The Protocol Economics working group is responsible for the token economy, which optimizes token distribution, governance, and security of the Flow network. The group works towards designing incentive systems that reward users for adhering to the publicly stated rules of the network and penalize them for inappropriate behaviors. The group relies on mathematics, game theory, and economic theory to improve the design of staking, delegation, transaction fees, token distribution, and monetary inflation.
Protection against state bloat
Flow has a multi-node architecture where all nodes specialize and fulfill a specific role in the operation of the network. Execution nodes (ENs) maintain state computation and have a cryptographically verifiable data store for all user accounts and smart contract states. However, other node types in the network – Collection, Consensus and Verification nodes – do not deal with state concerns. With this separation of roles and concerns, state bloating has been isolated to a handful of ENs that can scale independently without impacting other nodes in the ecosystem. ENs store the account state along with 100 previous blocks, exerting pressure on the actual storage requirements as new accounts and smart contracts on the network grow.
Storage fees were implemented to regulate the state's growth, limiting the maximum amount of storage each account could use. This incentivizes developers to use on-chain storage efficiently and avoid storing unnecessary data. While the minimum balance has been extremely low (0.001 FLOW) in the network's early onboarding days, the working group must revisit the storage pricing to account for current and future state growth. Any storage fee changes must be carefully executed to minimize the impact on Dapps in production and to nurture Flow as a cost-effective platform for future developers. This part of the ecosystem is under consideration and we will update this page at an appropriate time.
New transaction fees metering for enhanced network security
Recent work around segmented transaction fees introduced variable execution fees, which ensure fair pricing based on the impact on the network. For instance, heavier operations will require more resources to process and propagate transactions.
Similarly, this working group can explore and test a new model to enhance network security for spamming attacks with variable inclusion fees and surge pricing. A network surge may be applied when the network is either under pressure due to:
- Demand: An increased influx of transactions that require processing
- Supply: A reduced ability to process transactions
Currently, the network surge factor is fixed at 1.0. Costs for inclusion will be impacted by the byte size of the transaction and the number of signatures required. Most importantly, the fee-management experience for developers must remain intuitive and the network should continue to offer high throughput and scalability, such that Flow endures as a cost-effective platform for developers.
Revisiting FLOW issuance rate
Flow, like many other blockchains, uses protocol-level rewards paid to the operators of nodes in its network. The original FLOW Token Distribution plan detailed a strategy of using 5 percent token rewards for the first 18 months, then suggested adjusting the rewards rate as decided by the community. Given the current macroeconomic headwinds faced by the industry and global economy, the Flow team released a proposal suggesting that the 5 percent inflation remains unchanged.

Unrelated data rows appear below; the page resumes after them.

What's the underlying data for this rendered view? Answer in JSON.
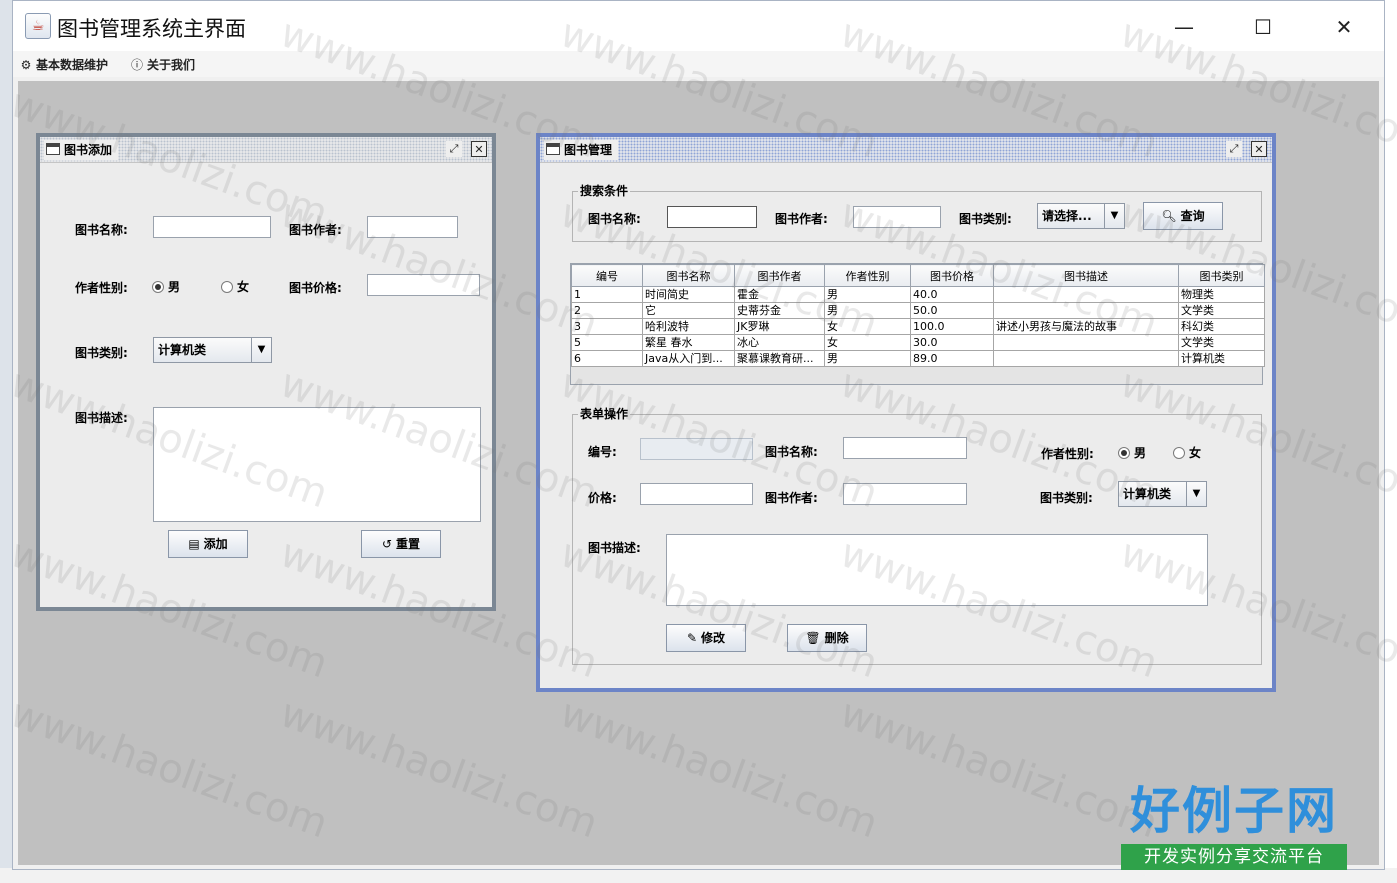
{
  "window": {
    "title": "图书管理系统主界面",
    "controls": {
      "minimize": "—",
      "maximize": "☐",
      "close": "✕"
    }
  },
  "menubar": {
    "items": [
      {
        "label": "基本数据维护",
        "icon": "gear-icon"
      },
      {
        "label": "关于我们",
        "icon": "info-icon"
      }
    ]
  },
  "book_add": {
    "title": "图书添加",
    "name_label": "图书名称:",
    "name_value": "",
    "author_label": "图书作者:",
    "author_value": "",
    "gender_label": "作者性别:",
    "gender_options": [
      "男",
      "女"
    ],
    "gender_selected": "男",
    "price_label": "图书价格:",
    "price_value": "",
    "type_label": "图书类别:",
    "type_value": "计算机类",
    "desc_label": "图书描述:",
    "desc_value": "",
    "add_button": "添加",
    "reset_button": "重置"
  },
  "book_manage": {
    "title": "图书管理",
    "search": {
      "group_title": "搜索条件",
      "name_label": "图书名称:",
      "name_value": "",
      "author_label": "图书作者:",
      "author_value": "",
      "type_label": "图书类别:",
      "type_value": "请选择...",
      "query_button": "查询"
    },
    "table": {
      "columns": [
        "编号",
        "图书名称",
        "图书作者",
        "作者性别",
        "图书价格",
        "图书描述",
        "图书类别"
      ],
      "rows": [
        [
          "1",
          "时间简史",
          "霍金",
          "男",
          "40.0",
          "",
          "物理类"
        ],
        [
          "2",
          "它",
          "史蒂芬金",
          "男",
          "50.0",
          "",
          "文学类"
        ],
        [
          "3",
          "哈利波特",
          "JK罗琳",
          "女",
          "100.0",
          "讲述小男孩与魔法的故事",
          "科幻类"
        ],
        [
          "5",
          "繁星 春水",
          "冰心",
          "女",
          "30.0",
          "",
          "文学类"
        ],
        [
          "6",
          "Java从入门到...",
          "聚慕课教育研...",
          "男",
          "89.0",
          "",
          "计算机类"
        ]
      ]
    },
    "form": {
      "group_title": "表单操作",
      "id_label": "编号:",
      "id_value": "",
      "name_label": "图书名称:",
      "name_value": "",
      "gender_label": "作者性别:",
      "gender_options": [
        "男",
        "女"
      ],
      "gender_selected": "男",
      "price_label": "价格:",
      "price_value": "",
      "author_label": "图书作者:",
      "author_value": "",
      "type_label": "图书类别:",
      "type_value": "计算机类",
      "desc_label": "图书描述:",
      "desc_value": "",
      "modify_button": "修改",
      "delete_button": "删除"
    }
  },
  "watermark": "www.haolizi.com",
  "logo": {
    "main": "好例子网",
    "sub": "开发实例分享交流平台"
  }
}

Flow faces the classic trade-off of minimizing the inflation rate to reduce the implicit cost of holding FLOW tokens with synchronously incentivizing the node operators to run nodes via sufficient rewards. The network must balance transaction fees, new token issuance, the minimum stake required to be a node operator, and the number of nodes in the system. All things considered, this part of the ecosystem is under consideration, and the page will be updated at an appropriate time.
Lowering barriers to entry with lower staking requirements
While no single node is solely accountable for the network’s overall security, node operators are mandated to stake minimum financial security comprised of FLOW tokens for a protocol-defined lock-in period to disincentivize faulty behavior. For node operation to be an accessible and rewarding activity, the current minimum staking amounts must be revisited. First, the team would undertake a practical analysis of operator COGS over the last two years. Then, through a democratized process, decisions on the new staking thresholds would be made to maintain network security and promote decentralization, while making it worthwhile for operators to participate across different node roles.

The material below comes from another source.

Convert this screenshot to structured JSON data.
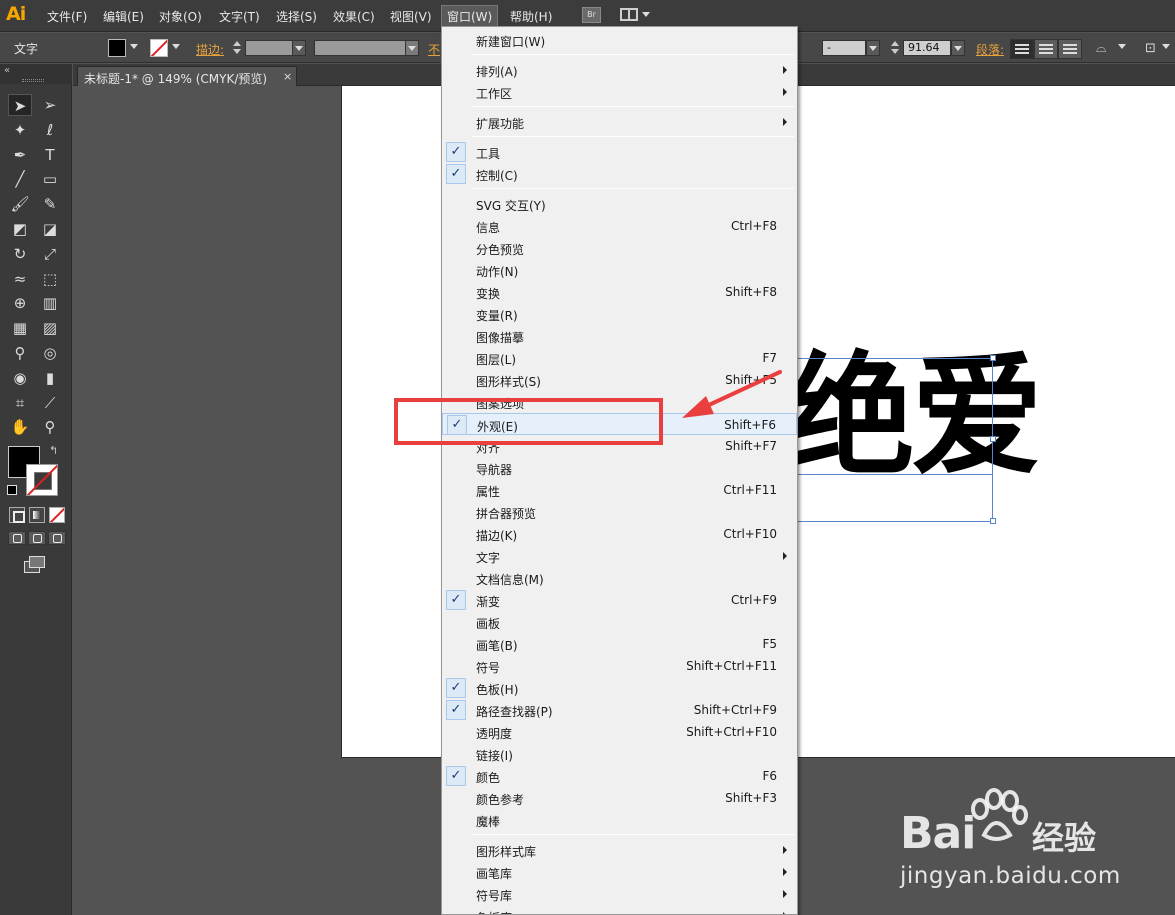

At this time we are inviting other node operators to share their COGS analysis through this publicly visible forum.
The core contributors for this working group include entrepreneurial support organizations, non-profits, Dapper Labs and academic institutions including Berkeley, Purdue, UC Davis, and Rochester Institute of Technology. Any proposed protocol economics improvements are collaborated in public using Governance FLIPS. And in the near future will host a public R&D meeting to discuss updates to work streams, cross-functional brainstorming, and receive feedback from one another.